30 dicembre 2008

Il progetto ebraico e la crisi economica mondiale

Chi è il responsabile della crisi economica mondiale? Gli ebrei. No, non sono impazzito e non si tratta di un aggiornamento dei Protocolli dei Savi di Sion (anche se poco ci manca). Parlo di un editoriale di Ida Magli pubblicato sul sito dell'Associazione Italiani Liberi - che, cito testualmente, "si propone di difendere e rafforzare l'identità nazionale, storica e culturale degli Italiani e di ristabilire l'indipendenza dell'Italia uscendo dall'Unione europea".

Vi raccomando la lettura integrale dell'articolo, anche se non posso esimermi dal riportare alcuni passaggi. Dopo essersi chiesta perchè i responsabili del crac finanziario non siano stati puniti, l'autrice sottolinea che "di fatto sono quasi tutti ebrei gli operatori della finanza, compreso il Madoff e i capitalisti di cui sopra, e come è noto lo sono sempre stati anche quando le Borse e le Banche non esistevano, ed erano loro che prestavano soldi ad alto interesse ai poveri, piazzandosi con piccoli 'banchetti' vicino ai mercati, mentre ai Re e Papi fornivano il denaro per le guerre e le conquiste in cambio di ipoteche su intere città".
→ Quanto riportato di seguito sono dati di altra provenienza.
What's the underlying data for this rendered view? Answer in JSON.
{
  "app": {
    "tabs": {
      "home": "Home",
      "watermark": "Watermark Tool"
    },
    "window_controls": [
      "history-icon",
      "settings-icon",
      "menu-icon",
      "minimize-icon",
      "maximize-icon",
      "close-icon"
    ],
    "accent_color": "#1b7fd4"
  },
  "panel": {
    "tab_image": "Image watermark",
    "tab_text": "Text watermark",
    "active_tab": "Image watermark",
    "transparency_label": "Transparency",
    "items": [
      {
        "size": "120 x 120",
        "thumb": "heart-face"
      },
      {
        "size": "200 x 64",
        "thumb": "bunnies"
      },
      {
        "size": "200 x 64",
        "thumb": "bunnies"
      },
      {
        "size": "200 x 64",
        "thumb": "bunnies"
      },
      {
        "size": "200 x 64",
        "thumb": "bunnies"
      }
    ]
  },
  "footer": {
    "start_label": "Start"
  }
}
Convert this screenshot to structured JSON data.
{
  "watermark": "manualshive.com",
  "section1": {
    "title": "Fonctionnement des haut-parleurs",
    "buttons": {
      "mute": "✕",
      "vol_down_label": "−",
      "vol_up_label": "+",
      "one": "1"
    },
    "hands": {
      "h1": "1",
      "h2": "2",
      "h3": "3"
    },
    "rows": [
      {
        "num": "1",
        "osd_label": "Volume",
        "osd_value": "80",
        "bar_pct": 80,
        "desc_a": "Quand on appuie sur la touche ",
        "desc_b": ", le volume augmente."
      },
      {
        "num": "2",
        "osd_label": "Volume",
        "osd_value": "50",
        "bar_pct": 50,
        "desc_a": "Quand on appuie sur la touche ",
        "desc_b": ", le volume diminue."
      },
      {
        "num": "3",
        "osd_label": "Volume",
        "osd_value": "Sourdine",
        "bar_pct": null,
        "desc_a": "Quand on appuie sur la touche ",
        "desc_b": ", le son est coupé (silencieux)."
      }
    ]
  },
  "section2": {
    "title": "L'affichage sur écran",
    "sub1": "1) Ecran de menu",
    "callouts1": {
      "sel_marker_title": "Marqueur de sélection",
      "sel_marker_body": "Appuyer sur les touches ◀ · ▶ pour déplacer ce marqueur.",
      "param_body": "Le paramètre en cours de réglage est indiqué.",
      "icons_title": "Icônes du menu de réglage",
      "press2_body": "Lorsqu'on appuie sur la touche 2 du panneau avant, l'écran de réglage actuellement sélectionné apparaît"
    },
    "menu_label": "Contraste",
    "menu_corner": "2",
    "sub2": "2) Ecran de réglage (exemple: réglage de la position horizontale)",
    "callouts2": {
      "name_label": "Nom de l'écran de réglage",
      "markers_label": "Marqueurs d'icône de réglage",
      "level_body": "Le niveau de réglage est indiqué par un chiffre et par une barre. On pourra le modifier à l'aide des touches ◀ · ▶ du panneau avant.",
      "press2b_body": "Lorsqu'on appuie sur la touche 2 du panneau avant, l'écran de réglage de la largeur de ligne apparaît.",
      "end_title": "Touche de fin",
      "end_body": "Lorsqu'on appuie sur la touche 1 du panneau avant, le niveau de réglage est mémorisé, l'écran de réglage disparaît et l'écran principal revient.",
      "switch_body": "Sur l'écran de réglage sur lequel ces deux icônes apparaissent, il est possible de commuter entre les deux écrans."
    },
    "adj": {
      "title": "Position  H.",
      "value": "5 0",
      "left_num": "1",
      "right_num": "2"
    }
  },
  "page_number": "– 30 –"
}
E ancora: "Gli Ebrei non amano ricordarlo, ma uno dei motivi che ha contribuito alla formazione dell’immagine negativa che li ha accompagnati lungo lo scorrere della storia è stato proprio il loro arricchirsi attraverso il commercio di denaro". Del resto, continua la Magli, "il primo Monte di Pietà è nato in Italia ad opera di S. Bernardino da Feltre con il preciso scopo di prestare denaro ai poveri senza richiedere 'interesse', per sottrarli all’usura dei banchi ebraici cui non erano in grado di far fronte e che spesso li faceva finire nella prigione prevista per i debitori insolventi".

Arriviamo dunque al nocciolo della questione: "Perché ci si trova oggi a dover precisare l’identità ebraica dei manipolatori della finanza mondiale?". Risposta: "Perché esiste appunto una 'visione del mondo' che li guida, un progetto di vita sul quale si fondano i dogmi che tutti noi, non ebrei, siamo stati obbligati a condividere dalla fine della seconda guerra mondiale: il primato dell’Economia nella struttura della società, il Mercato come massimo e quasi unico valore (non dimentichiamoci che anche Marx era ebreo)".

Un progetto, quello ebraico, imposto agli "altri" in quanto "gli Ebrei per quanto riguarda sé stessi hanno sempre messo al primo posto la propria identità come 'Popolo' e non si sono dati pace fino a quando non hanno ottenuto, con Israele, il proprio territorio, la propria patria, il proprio Stato. Ma agli altri popoli questo è negato". E qui il capolavoro storiografico: "L’Europa del nazismo, del fascismo, della persecuzione razzista doveva pagare, o meglio non aveva diritto a sopravvivere se non cancellando la sua storia, la sua identità, i suoi sentimenti, i suoi valori, perfino la sua configurazione geografica, per abbracciare totalmente il modello ebraico. E’ così che è nata l’Unione Europea: eliminando la vecchia Europa". Sì, questo articolo è reale. E no, non è datato 1938 ma 17 dicembre 2008.